The Kills and the Horrors both have a lot in common: generically cool band names, hefty internet buzz, unoriginal sounds, the promotion of style over substance. The former have better songs, the latter were marginally better live, but overall it was one of the worst rock shows I’ve seen in ages.
Some friends of mine wanted to see the Kills and I was not opposed. I have followed them, though not closely, for as long as they’ve been around. I liked some of their early material — “Hitched” is a great song — and I like some of their new stuff too — “Black Balloon” is the best song off their last album and they deserve some success with it. But as we watched them play, I and my bunch of aged, over-30 music-fan friends started to roll our eyes and gradually lose interest in the set. I guess using drum-machine tracks is part of their shtick, but playing at a club like the 930 a band really needs to play real instruments. I spent half the set watching the guitar guy and trying to figure out if he was really playing everything or what; trying to figure out if there was a bass track playing or what; wondering if there was gonna be an Ashlee Simpson moment or what. I don’t understand why moderately successful bands think they can play shows without a real band. I can see it when you are just starting out — it might be even pretty cool. But at a certain level of success, where you are on the cover of magazines and such, you have to figure out whether you’re playing rock and roll or singing karaoke. Apparently the Kills picked the karaoke route. Eh. Some other good bands also go down the same route, to some extent (see: Blonde Redhead, and my beloved Raveonettes), but this was the worst offense in this category I can remember. I can only say that there are good financial and logistical reasons not to have a real band, but as a fan, I feel ripped off anytime backing tracks start being piped in.

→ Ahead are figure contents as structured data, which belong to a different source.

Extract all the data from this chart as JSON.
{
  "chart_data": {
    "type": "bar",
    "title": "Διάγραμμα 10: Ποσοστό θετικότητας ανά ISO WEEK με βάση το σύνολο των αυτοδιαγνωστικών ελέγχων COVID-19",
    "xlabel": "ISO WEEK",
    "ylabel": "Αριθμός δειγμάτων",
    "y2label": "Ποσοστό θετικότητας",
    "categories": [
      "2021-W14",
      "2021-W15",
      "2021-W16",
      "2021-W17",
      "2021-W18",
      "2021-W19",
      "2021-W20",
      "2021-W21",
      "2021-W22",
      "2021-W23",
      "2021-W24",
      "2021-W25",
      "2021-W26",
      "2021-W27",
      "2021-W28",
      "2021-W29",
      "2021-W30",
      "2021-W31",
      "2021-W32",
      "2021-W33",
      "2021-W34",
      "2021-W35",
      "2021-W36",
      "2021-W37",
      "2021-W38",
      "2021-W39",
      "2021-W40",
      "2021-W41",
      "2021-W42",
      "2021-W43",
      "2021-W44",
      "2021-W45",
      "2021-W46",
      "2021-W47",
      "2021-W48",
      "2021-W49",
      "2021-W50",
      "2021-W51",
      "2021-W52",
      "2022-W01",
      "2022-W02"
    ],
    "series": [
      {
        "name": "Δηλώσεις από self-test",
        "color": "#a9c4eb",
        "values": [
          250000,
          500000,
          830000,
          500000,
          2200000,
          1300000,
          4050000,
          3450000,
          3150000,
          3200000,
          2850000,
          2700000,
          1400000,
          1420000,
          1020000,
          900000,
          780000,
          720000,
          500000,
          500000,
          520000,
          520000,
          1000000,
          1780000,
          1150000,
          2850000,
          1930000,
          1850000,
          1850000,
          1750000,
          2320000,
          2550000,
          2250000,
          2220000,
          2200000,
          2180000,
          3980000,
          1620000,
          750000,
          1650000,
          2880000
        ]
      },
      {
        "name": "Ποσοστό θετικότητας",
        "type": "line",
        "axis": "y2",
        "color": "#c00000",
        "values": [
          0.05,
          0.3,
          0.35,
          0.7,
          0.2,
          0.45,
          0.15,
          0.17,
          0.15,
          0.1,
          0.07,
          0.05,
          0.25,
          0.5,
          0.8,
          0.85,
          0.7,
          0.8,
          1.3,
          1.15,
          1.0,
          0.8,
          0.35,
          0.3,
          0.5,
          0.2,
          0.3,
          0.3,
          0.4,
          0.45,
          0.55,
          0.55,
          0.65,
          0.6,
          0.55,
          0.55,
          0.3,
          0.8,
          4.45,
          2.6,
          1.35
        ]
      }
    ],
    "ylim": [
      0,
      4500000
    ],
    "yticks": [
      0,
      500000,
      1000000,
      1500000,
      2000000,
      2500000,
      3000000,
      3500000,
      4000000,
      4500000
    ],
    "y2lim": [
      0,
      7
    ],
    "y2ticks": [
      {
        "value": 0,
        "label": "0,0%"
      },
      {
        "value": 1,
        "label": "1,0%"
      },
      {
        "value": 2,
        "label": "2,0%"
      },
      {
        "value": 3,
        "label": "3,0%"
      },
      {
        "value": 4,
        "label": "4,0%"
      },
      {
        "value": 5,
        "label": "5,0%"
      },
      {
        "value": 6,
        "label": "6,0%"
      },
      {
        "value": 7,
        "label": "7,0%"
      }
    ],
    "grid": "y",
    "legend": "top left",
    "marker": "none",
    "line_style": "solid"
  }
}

The moment when we started to file out the door was during the encore, where they butchered “Pale Blue Eyes” and we were like — “why can’t they just play it straight with two guitars, and no dumb drum machine?” It’s about the easiest song in the world, I’m sure they could pull it off fine.
The crowd seemed pretty pleased, though, I guess that is enough to keep this kind of thing happening. Nestor Diaz at DCist seemed to like it. And for what it’s worth here is a video of “Black Balloon”:
Opener the Horrors were not bad. I would describe them as “heroin-rock” — angsty post-punks. They reminded me a lot of Interpol, they reminded another friend of the Chameleons. So yeah, dark post-punk. I’ll check out some of their music sometime. They get a passing grade unlike the disappointing Kills. Luckily it was an early show so there was plenty of time to drink away the agony over at DC9 afterwards.